KBR's policy "prohibits bringing onto Company property, including Company-owned or leased parking areas, any firearms, whether properly licensed or not." Appellants' App. at 70. It also "prohibits an employee from taking onto Customer property, including Customer-owned or leased parking areas,[firearms.]" Id. at 70-71.
Weyco's company policy provides the following: "the possession or carrying of firearms or other weapons, explicitly or concealed, by anyone within the work environment . . ., including vehicles on company property, is STRICTLY PROHIBITED." Id. at 62. "Work environment" explicitly encompasses "adjacent parking areas." Id. at 63. Weyco's "contractor safety requirements" for the mill provide that "possession of firearms . . . by any contractor employee subjects the contractor to potential termination of [the] contract and immediate removal from the site." Id. at 72-73. They further state that "[n]o firearms are allowed on the mill site including parking lots." Id. at 73.
No party directs us to any place in the record where there is a copy of Kenny Industrials' policy on firearms. However, no one disputes the fact that Kenny Industrials employees who work at the mill, like KBR employees who work there, must comply with Weyco's policies, set out above.

The court of appeals upheld the lower courts decision that the employees violated the company (s) policies.[9]

In addition, on April 13, 2006, Wyatt has filed a separate, breach of contract case against the company, Wyatt, Jimmie M. vs. Weyehaeuser Company (Case No. CJ-06-00212).[10]

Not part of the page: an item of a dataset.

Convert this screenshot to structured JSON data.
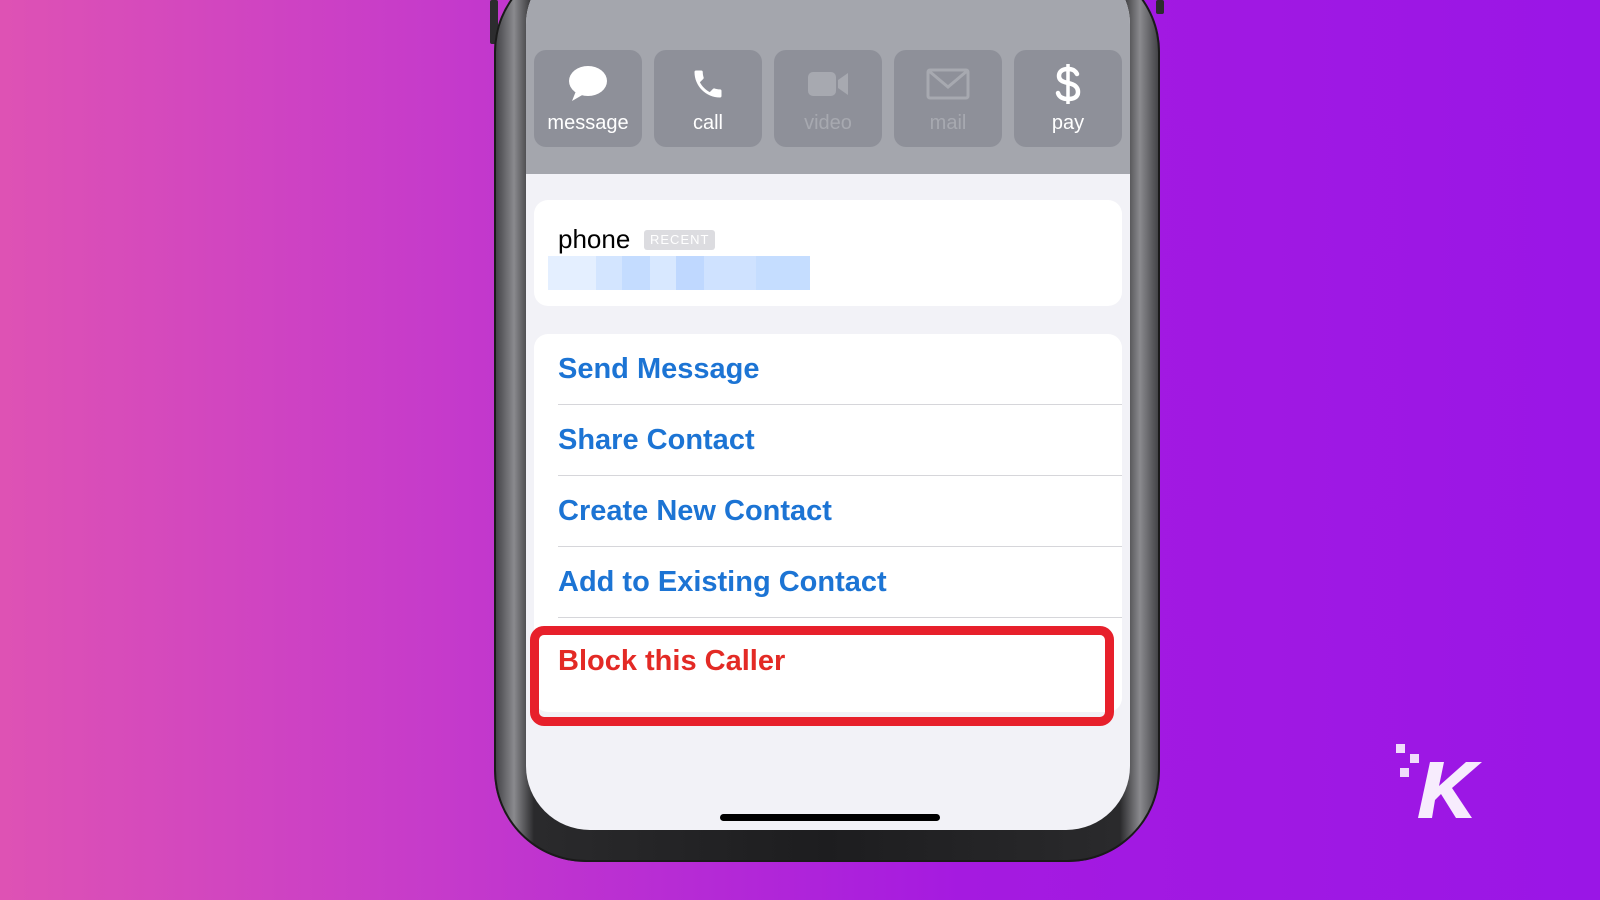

The Oklahoma Legislature responded, unanimously in the House and by a vote of 92-4 in the Senate, by prohibiting "any policy or rule" prohibiting law-abiding people "from transporting and storing firearms in a locked vehicle."

In 1998, Kentucky`s Attorney General determined that state law prohibits employers from prohibiting people from having firearms in their vehicles. Minnesota`s Right-to-Carry law (2003) prohibits employers from prohibiting carry permit holders from having firearms in their vehicles. Laws protecting the right of any lawful possessor of a firearm to have a firearm in a personally-owned vehicle were passed in Oklahoma and Alaska in 2005, and Mississippi in 2006.